I’m used to being an adult in the sense that 9 months out of the year, I live at least sort of on my own, and am in charge of taking care of myself. But I’m not used to being accountable for anyone else – sure, when I’m at home I’ll run my brother to a friend’s house or pick him up from school if my parents ask me to, but it’s really just filling in the gaps of what my parents do so well.
This week, my parents went out of town. They visited Savannah, Georgia – which they said was amazing, and that I would love it. Not the most helpful thing when I already forever want to travel, but I’m adding it to my long list of places to go.
Them being gone meant I got to play house for a week, which was both more fun and more difficult than I anticipated. A couple thoughts from the week:
- The mornings are hard. I was the first one up every morning – and while I do enjoy being up early, I don’t exactly like the process of getting up. As the week went on, it got harder to get up the motivation to wake up/make breakfast for my brother/act reasonably cheery.
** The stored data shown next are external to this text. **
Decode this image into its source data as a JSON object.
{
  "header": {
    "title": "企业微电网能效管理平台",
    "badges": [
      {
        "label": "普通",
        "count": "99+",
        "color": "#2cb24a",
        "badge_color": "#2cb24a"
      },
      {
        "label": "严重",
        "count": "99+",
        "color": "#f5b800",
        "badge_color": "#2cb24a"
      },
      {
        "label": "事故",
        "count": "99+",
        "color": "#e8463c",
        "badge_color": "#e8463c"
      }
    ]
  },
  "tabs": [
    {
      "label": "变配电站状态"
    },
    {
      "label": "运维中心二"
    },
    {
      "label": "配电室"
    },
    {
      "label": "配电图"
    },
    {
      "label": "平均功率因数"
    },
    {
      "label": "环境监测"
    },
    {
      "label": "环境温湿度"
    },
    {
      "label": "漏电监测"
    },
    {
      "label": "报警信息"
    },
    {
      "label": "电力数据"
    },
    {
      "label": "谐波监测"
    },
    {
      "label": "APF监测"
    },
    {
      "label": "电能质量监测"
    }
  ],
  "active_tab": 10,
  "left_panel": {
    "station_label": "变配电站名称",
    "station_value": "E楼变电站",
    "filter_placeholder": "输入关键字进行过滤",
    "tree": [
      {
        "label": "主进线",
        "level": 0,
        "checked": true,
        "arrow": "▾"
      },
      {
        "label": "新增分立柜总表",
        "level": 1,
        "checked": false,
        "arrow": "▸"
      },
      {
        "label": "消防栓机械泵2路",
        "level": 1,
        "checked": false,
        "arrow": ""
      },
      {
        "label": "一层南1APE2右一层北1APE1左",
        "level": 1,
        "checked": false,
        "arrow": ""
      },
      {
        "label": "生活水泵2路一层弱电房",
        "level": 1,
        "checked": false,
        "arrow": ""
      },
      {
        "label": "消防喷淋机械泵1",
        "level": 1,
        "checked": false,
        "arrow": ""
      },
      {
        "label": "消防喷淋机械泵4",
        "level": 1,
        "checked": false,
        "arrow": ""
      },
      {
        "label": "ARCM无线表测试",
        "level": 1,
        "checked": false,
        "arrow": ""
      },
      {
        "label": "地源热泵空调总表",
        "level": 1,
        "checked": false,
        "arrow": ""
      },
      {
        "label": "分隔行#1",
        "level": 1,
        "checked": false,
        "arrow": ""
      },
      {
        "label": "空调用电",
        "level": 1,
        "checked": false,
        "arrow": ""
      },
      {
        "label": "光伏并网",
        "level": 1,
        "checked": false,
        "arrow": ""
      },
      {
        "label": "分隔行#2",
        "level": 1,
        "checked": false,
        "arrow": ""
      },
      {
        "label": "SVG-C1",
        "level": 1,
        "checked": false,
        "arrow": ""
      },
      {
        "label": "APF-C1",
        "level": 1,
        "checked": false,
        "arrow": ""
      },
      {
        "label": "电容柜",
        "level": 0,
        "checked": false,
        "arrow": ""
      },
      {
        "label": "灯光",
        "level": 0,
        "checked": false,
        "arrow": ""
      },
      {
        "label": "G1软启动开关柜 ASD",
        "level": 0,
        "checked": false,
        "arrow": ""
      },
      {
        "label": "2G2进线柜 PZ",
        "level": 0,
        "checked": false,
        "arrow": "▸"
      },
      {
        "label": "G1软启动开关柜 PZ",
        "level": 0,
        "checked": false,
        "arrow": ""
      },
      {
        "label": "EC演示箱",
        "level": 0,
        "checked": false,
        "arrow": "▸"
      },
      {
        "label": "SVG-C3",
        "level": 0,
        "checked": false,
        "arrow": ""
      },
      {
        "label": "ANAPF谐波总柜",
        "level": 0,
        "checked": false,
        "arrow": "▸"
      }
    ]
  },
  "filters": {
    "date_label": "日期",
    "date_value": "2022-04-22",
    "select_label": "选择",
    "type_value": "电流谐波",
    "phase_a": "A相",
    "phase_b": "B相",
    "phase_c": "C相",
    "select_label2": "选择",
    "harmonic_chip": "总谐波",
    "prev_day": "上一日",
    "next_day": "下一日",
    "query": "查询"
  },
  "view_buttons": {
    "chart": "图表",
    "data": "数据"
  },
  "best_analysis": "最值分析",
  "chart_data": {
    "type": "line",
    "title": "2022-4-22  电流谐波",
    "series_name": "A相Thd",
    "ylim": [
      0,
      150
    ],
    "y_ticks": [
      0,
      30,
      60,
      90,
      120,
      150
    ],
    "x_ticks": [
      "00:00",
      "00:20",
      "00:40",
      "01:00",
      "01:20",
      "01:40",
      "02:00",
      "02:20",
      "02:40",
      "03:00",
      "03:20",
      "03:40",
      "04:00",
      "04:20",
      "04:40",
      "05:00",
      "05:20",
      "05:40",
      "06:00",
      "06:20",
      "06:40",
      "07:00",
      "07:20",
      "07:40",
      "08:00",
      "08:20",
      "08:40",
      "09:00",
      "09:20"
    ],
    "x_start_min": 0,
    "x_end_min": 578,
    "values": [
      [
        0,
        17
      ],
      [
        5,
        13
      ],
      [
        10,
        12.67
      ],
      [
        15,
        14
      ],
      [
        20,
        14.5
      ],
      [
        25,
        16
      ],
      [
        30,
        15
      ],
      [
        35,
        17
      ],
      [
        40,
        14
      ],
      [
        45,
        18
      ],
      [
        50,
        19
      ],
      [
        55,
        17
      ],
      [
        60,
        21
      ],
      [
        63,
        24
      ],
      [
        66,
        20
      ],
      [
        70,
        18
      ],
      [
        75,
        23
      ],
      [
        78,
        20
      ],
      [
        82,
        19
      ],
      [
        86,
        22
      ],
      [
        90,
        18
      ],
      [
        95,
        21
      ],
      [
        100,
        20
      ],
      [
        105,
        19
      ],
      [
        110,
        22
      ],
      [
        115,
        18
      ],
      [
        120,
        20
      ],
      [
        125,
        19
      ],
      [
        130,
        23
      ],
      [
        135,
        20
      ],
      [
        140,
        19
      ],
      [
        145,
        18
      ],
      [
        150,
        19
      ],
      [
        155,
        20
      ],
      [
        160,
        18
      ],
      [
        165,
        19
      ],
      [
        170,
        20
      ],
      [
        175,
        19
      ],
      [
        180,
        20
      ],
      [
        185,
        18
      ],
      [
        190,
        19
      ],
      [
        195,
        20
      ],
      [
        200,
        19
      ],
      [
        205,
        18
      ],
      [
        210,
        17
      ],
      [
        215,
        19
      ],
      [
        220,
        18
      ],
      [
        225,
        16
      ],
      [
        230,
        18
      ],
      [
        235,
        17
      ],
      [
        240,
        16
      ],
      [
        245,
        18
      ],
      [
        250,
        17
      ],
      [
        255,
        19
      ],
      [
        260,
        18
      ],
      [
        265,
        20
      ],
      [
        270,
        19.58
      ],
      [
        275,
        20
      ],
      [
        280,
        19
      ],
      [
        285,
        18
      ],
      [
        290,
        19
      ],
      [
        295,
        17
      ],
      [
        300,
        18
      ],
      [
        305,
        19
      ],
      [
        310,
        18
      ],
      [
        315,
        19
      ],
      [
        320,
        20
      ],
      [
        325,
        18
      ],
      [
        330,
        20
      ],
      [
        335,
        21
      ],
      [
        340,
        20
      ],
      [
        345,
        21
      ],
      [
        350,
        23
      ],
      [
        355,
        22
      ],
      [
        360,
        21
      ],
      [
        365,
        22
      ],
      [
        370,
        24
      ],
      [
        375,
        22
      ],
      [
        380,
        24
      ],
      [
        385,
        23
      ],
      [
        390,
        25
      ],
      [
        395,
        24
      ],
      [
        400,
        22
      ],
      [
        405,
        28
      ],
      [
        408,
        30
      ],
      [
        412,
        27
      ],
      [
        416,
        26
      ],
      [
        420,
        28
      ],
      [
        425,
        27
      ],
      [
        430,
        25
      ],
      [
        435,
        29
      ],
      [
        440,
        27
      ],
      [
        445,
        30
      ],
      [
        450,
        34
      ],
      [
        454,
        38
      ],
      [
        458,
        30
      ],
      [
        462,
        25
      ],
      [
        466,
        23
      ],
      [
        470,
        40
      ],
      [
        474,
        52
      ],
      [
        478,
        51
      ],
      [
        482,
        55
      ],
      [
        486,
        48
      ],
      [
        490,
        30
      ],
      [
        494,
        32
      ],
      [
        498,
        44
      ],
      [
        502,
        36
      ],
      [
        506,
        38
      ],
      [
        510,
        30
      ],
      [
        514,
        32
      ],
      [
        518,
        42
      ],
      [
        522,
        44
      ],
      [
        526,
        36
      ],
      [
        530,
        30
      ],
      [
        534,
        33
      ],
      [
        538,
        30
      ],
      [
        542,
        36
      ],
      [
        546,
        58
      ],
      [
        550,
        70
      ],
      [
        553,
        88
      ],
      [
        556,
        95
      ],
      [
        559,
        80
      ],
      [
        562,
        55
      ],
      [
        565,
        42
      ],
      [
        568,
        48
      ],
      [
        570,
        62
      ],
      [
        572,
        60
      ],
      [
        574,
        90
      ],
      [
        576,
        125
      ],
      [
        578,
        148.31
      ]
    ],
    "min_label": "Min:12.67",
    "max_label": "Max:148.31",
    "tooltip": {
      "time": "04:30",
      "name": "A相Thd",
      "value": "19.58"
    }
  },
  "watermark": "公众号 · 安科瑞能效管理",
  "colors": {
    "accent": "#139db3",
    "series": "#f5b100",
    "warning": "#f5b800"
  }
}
Plus, my brother was a little less verbally appreciative of things in the morning – which was perfectly understandable, but it made it more difficult for me to feel motivated to do nice things like cook a nice breakfast or play fun music on the way to school.
- Cooking is a wonderful way to de-stress in the evenings. I know that for a lot of people, cooking ends up being a chore. I may feel more like that after years of cooking for myself/my family, but cooking is a really nice way for me to wind-down and get my mind off of whatever else is going on. I have done a lot of baking in the past – and I still absolutely love baking – but cooking is definitely growing on me. Plus, at the end of the actual activity of cooking – you have dinner! Seems like a win-win.
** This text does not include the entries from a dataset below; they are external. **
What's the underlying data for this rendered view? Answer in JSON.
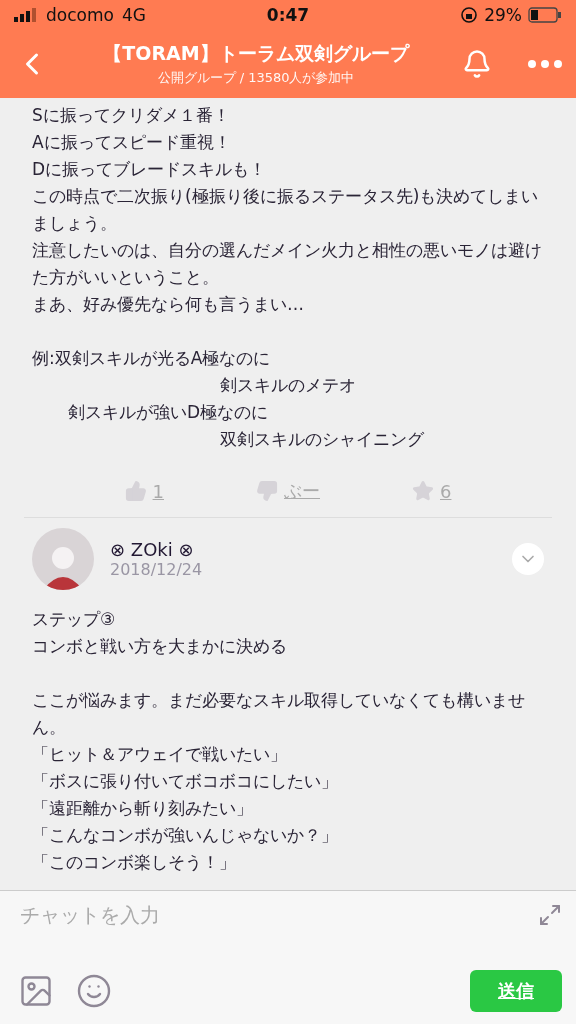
{
  "status_bar": {
    "carrier": "docomo",
    "network": "4G",
    "time": "0:47",
    "battery": "29%"
  },
  "header": {
    "title": "【TORAM】トーラム双剣グループ",
    "subtitle": "公開グループ / 13580人が参加中"
  },
  "posts": [
    {
      "paragraphs": [
        [
          "Sに振ってクリダメ１番！",
          "Aに振ってスピード重視！",
          "Dに振ってブレードスキルも！",
          "この時点で二次振り(極振り後に振るステータス先)も決めてしまいましょう。",
          "注意したいのは、自分の選んだメイン火力と相性の悪いモノは避けた方がいいということ。",
          "まあ、好み優先なら何も言うまい…"
        ]
      ],
      "example": [
        {
          "text": "例:双剣スキルが光るA極なのに",
          "kind": "lead"
        },
        {
          "text": "剣スキルのメテオ",
          "kind": "far"
        },
        {
          "text": "剣スキルが強いD極なのに",
          "kind": "near"
        },
        {
          "text": "双剣スキルのシャイニング",
          "kind": "far"
        }
      ],
      "reactions": {
        "likes": "1",
        "dislike": "ぶー",
        "stars": "6"
      }
    },
    {
      "author": "⊗ ZOki ⊗",
      "date": "2018/12/24",
      "paragraphs": [
        [
          "ステップ③",
          "コンボと戦い方を大まかに決める"
        ],
        [
          "ここが悩みます。まだ必要なスキル取得していなくても構いません。",
          "「ヒット＆アウェイで戦いたい」",
          "「ボスに張り付いてボコボコにしたい」",
          "「遠距離から斬り刻みたい」",
          "「こんなコンボが強いんじゃないか？」",
          "「このコンボ楽しそう！」"
        ]
      ]
    }
  ],
  "composer": {
    "placeholder": "チャットを入力",
    "send": "送信"
  }
}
- Being a parent/taking care of kids requires a great deal of selflessness. I try pretty hard not to be selfish, and I think that for the most part, for being 19, I do an acceptable job. I still have a lot to learn on that front though, and there are definitely times when it’s hard for me to get outside of my own little world. Even just being accountable for my brother for a week made me realize how much further I have to go on that front. I’m used to operating on my own schedule – meals, social time, etc – I do it whenever works for me, without having to consider others all that much. My brother also does several different activities in the evenings, meaning I have to chauffeur him around. You have to be willing to do things for your kid even when it’s the last thing you want to do – and without being bitter or frustrated about it. On the flip side, when you do get the chance to do something special, watching someone else get to enjoy and appreciate it is incredibly rewarding.
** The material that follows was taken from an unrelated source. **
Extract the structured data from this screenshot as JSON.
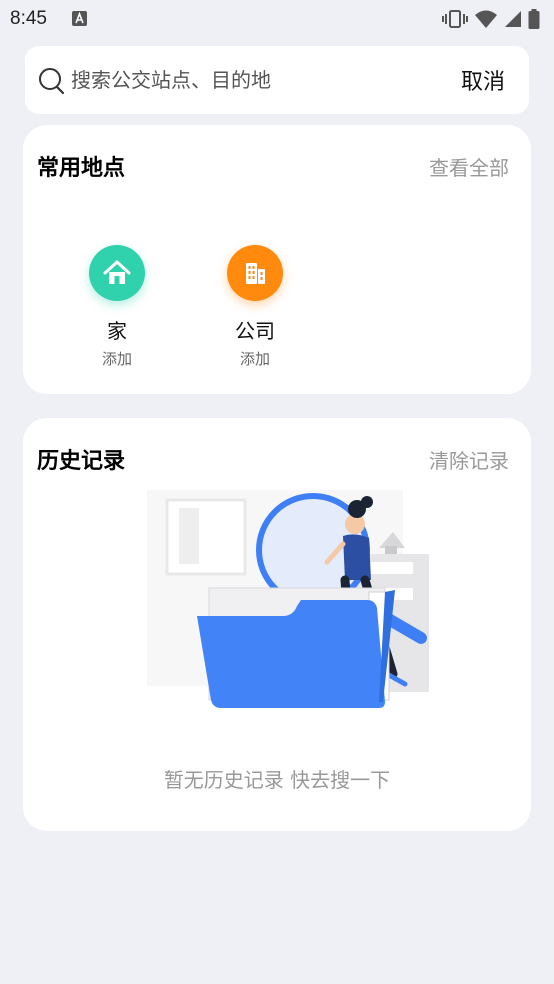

Overall, I’m glad this week happened – on the one hand, I’m kind of exhausted now from waking up at 6:30 every morning. But it was a really good experience for me. It definitely made me appreciate everything that my parents do. It gave me the first taste of the fun things about having a house/family/life beyond college, but it also reminded me not to rush into all that too quickly. I’ve got a lot of work to do before then.